The Persuasion Gap
The Persuasion Gap
Prior research suggested LLMs are no more persuasive than standard political campaign practices. Across two survey experiments with 19,145 participants and seven frontier models, they are. LLMs outperform standard campaign advertisements, with heterogeneity across models.
The performance differences between models are consistent across political issues and positions — the ranking doesn’t change depending on the topic. But the response to prompting strategies diverges radically: information-based prompts enhance persuasiveness for some models and substantially diminish it for others. The same prompt modification that makes one model more persuasive makes another less persuasive.
The through-claim: persuasion capacity is not a single axis on which models can be ranked independently of context. The models have different persuasion profiles — different strengths in different persuasive modes. A model that excels at information-based persuasion may fail at other approaches, and vice versa. This means that benchmarking persuasion risk on a single prompt strategy underestimates the risk for some models and overestimates it for others.

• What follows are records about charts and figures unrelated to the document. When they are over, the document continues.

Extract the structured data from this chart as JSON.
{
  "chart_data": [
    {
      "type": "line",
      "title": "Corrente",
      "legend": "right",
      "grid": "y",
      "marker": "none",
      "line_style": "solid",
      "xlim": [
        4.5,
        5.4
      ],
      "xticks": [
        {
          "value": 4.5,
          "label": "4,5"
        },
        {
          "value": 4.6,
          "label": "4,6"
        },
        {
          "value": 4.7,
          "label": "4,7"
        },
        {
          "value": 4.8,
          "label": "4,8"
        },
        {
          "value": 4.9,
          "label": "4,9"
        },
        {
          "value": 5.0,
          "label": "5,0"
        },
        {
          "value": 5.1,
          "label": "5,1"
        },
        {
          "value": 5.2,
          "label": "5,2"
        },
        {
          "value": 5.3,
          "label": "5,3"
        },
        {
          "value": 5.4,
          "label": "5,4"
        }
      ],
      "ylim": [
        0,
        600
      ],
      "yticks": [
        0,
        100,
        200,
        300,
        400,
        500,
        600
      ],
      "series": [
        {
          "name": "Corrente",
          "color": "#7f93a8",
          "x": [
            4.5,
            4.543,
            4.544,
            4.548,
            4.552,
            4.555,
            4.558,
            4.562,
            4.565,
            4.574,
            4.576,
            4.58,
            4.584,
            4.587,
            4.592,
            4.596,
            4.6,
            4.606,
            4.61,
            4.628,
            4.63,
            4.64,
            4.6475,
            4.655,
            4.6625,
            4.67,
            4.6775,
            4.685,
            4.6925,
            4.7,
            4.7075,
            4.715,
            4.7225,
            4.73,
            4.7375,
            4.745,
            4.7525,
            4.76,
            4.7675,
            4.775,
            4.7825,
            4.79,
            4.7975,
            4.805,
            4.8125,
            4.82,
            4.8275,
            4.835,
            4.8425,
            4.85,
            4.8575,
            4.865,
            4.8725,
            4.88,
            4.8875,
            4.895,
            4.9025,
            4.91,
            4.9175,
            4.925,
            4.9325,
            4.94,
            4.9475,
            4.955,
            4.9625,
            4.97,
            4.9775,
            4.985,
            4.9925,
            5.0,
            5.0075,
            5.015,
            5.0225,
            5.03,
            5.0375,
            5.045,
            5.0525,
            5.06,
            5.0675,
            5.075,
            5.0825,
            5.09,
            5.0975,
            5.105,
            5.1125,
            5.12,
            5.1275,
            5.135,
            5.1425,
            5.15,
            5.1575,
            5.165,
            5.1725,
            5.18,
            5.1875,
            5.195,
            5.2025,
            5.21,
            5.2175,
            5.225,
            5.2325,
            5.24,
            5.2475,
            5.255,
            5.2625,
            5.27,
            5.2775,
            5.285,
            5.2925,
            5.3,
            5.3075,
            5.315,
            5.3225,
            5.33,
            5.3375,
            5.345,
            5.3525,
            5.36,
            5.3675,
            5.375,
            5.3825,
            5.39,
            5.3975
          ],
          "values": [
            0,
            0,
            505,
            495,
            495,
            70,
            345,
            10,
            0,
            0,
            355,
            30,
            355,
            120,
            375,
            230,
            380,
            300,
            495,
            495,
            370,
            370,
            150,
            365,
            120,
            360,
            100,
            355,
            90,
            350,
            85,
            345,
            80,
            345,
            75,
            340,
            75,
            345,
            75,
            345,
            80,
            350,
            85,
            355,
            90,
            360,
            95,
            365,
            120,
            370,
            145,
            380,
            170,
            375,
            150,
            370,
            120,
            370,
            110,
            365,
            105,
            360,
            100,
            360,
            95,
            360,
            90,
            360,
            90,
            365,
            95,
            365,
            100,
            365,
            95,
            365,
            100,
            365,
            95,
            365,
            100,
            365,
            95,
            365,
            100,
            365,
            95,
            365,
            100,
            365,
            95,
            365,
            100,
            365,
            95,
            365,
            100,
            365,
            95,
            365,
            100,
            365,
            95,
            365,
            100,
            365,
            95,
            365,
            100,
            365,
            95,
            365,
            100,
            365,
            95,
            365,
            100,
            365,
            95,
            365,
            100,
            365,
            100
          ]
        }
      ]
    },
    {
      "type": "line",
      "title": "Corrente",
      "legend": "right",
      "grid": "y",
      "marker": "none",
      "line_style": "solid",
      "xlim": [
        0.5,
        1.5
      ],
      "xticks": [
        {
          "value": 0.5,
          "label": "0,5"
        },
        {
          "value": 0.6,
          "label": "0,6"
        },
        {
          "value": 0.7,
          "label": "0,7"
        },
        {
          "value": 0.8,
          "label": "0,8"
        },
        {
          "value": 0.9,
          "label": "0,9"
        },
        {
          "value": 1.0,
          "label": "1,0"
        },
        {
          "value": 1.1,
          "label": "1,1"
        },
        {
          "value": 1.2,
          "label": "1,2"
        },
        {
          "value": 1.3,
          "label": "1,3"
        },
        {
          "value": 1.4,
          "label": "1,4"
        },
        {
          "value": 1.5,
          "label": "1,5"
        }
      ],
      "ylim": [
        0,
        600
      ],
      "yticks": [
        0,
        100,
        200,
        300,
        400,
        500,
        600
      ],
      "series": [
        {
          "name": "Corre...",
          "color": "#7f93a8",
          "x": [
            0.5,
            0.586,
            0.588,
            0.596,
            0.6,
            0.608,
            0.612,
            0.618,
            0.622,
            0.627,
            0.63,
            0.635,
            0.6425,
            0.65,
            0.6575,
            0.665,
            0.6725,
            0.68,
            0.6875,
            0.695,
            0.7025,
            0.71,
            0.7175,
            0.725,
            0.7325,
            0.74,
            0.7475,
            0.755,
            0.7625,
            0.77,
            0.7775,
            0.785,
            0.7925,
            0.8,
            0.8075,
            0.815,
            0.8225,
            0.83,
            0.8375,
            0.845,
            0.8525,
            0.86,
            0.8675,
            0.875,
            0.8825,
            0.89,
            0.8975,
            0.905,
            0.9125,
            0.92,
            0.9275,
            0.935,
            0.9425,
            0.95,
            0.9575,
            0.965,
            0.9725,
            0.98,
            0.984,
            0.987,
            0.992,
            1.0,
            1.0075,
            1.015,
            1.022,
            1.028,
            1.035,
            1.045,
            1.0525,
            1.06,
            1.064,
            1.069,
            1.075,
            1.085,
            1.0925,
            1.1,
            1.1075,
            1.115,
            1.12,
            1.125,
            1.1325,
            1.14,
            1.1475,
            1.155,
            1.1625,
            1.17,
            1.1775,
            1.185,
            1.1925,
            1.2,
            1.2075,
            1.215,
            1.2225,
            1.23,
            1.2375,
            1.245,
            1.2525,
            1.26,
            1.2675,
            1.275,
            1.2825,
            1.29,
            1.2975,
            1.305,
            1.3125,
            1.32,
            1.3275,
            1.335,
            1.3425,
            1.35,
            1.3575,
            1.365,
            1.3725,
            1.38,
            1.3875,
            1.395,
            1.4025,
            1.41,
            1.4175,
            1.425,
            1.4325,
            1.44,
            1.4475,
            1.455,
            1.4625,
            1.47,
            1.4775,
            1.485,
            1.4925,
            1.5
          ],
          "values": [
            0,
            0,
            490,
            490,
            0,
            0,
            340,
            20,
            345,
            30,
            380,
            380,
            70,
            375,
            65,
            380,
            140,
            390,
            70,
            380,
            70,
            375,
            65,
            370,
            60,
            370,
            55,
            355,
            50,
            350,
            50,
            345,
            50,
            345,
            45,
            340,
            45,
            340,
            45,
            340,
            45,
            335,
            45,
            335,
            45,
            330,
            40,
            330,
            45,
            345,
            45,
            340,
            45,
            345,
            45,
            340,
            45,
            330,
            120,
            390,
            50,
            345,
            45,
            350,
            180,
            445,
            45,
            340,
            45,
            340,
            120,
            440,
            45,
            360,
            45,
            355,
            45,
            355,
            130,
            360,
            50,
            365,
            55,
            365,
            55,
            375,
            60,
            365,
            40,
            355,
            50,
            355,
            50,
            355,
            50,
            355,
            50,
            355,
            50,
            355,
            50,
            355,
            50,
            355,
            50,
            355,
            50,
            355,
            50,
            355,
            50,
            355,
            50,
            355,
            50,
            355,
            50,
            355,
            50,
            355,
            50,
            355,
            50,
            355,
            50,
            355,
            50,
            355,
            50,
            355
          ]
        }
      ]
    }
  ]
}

The practical implication cuts against simple safety measures. Rate-limiting or filtering based on aggregate persuasion scores misses the interaction between model and strategy. A model scored as “low risk” overall might be highly effective under the specific prompt strategy that circumvents its weaknesses. Risk assessment requires testing the full matrix of models by strategies, not just measuring each model once. The space of persuasion is higher-dimensional than a single leaderboard suggests.